Proposed alternate title: The Unbearable Lightness of Being Mathew Jonson. No disrespect to the aerodynamic spelling of the producer’s name or his trancey leanings intended—it’s just that his second LP shows the strain of the DJ’s nomadic lifestyle. Her Blurry Pictures is a world-weary and succinct album, one suggesting that Jonson could use a break from his hectic schedule to repair nerves frayed by too many early-morning sets and too much time spent in airports. Ironically, the fatigue has snapped his talents into sharper focus. And it doesn’t prevent the Canadian musician—now based in Berlin and, in the off season, Goa—from throwing down his usual brand of club banger.

Jonson’s tracks have a distinct feel, although Her Blurry Pictures does find him leaving room for a few unexpected details.
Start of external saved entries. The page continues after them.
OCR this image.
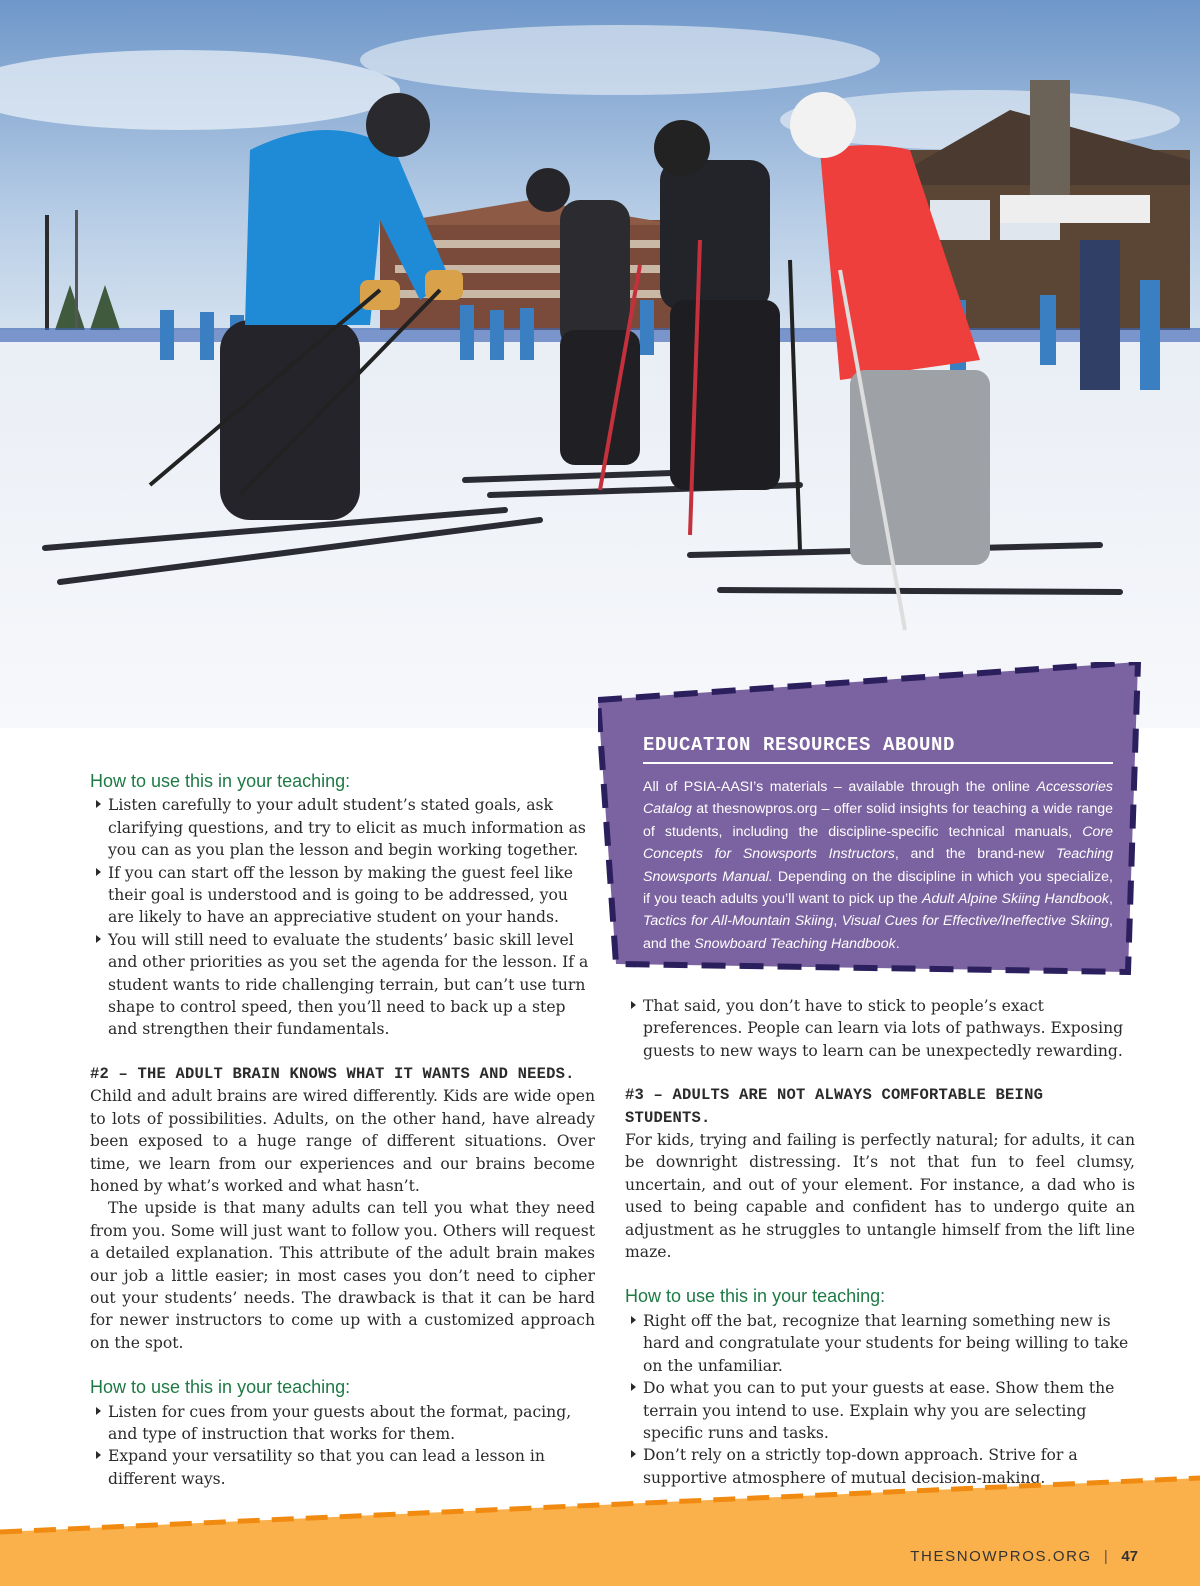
EDUCATION RESOURCES ABOUND

All of PSIA-AASI’s materials – available through the online Accessories Catalog at thesnowpros.org – offer solid insights for teaching a wide range of students, including the discipline-specific technical manuals, Core Concepts for Snowsports Instructors, and the brand-new Teaching Snowsports Manual. Depending on the discipline in which you specialize, if you teach adults you’ll want to pick up the Adult Alpine Skiing Handbook, Tactics for All-Mountain Skiing, Visual Cues for Effective/Ineffective Skiing, and the Snowboard Teaching Handbook.

How to use this in your teaching:
Listen carefully to your adult student’s stated goals, ask clarifying questions, and try to elicit as much information as you can as you plan the lesson and begin working together.
If you can start off the lesson by making the guest feel like their goal is understood and is going to be addressed, you are likely to have an appreciative student on your hands.
You will still need to evaluate the students’ basic skill level and other priorities as you set the agenda for the lesson. If a student wants to ride challenging terrain, but can’t use turn shape to control speed, then you’ll need to back up a step and strengthen their fundamentals.
#2 – THE ADULT BRAIN KNOWS WHAT IT WANTS AND NEEDS.

Child and adult brains are wired differently. Kids are wide open to lots of possibilities. Adults, on the other hand, have already been exposed to a huge range of different situations. Over time, we learn from our experiences and our brains become honed by what’s worked and what hasn’t.

The upside is that many adults can tell you what they need from you. Some will just want to follow you. Others will request a detailed explanation. This attribute of the adult brain makes our job a little easier; in most cases you don’t need to cipher out your students’ needs. The drawback is that it can be hard for newer instructors to come up with a customized approach on the spot.

How to use this in your teaching:
Listen for cues from your guests about the format, pacing, and type of instruction that works for them.
Expand your versatility so that you can lead a lesson in different ways.
That said, you don’t have to stick to people’s exact preferences. People can learn via lots of pathways. Exposing guests to new ways to learn can be unexpectedly rewarding.
#3 – ADULTS ARE NOT ALWAYS COMFORTABLE BEING STUDENTS.

For kids, trying and failing is perfectly natural; for adults, it can be downright distressing. It’s not that fun to feel clumsy, uncertain, and out of your element. For instance, a dad who is used to being capable and confident has to undergo quite an adjustment as he struggles to untangle himself from the lift line maze.

How to use this in your teaching:
Right off the bat, recognize that learning something new is hard and congratulate your students for being willing to take on the unfamiliar.
Do what you can to put your guests at ease. Show them the terrain you intend to use. Explain why you are selecting specific runs and tasks.
Don’t rely on a strictly top-down approach. Strive for a supportive atmosphere of mutual decision-making.
THESNOWPROS.ORG | 47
The album opens with its most overtly Jonson-branded track, “Level 7.” Offering a scuffed-up take on the style he distilled on last year’s tunnelling “Panna Cotta,” “Level 7” revolves around a panic-attack arpeggio and gummy, heavy kick drums—it’s as homey as it is claustrophobic. Here, Jonson approaches techno by creating rich textures and then putting them in uneasy, paranoid relationships. He reprises that familiar twinge of discomfort—varnished with a plasticky, Perlon sheen—on later tracks like “Kissing Your Eyes” and “Body in Motion.” There’s always been some amount of edge to his work, but those subliminal tensions poke into the foreground just enough here, making Her Blurry Pictures a more convincing listen than 2010’s sometimes-interminable Agents of Time.

“Illusions of Control” plants some variety early on in the album, downshifting Her Blurry Pictures into desolate, anhedonic electro-funk of the Conforce variety earlier and more purposefully than Agents. But Jonson breaks some new ground, too, particularly on tracks like “Sahara” and the formidable “Lightweight Champion.” The former, along with the spacey, rumbling smooth jazz of the titular closer, gives the vaguely beleaguered dance vibes found elsewhere some space to unwind. On “Sahara,” Jonson capriciously drags a veil of pitch-bent keys over a cramped beat—a strange alliance of unapologetic exoticism and experimentalism, it sounds like something fourth-world guru Jon Hassell should get a co-writing credit for. On the aggressive end of the spectrum, “Lightweight Champion”‘s distorted electro kicks are devastating and decisive—a new look for the producer’s clubbier fare.

An effortless, catatonic undercurrent carries listeners through Her Blurry Pictures and somehow, it manages to put the subliminal neuroticism of Mathew Jonson’s music at the center of the listening experience while remaining pleasant to listen to. The fact that someone can dance to it is secondary. It’s enough just to be along for the jet-lagged ride. We want Mathew Jonson to get some rest, but a dash of liminality goes a long way on this record.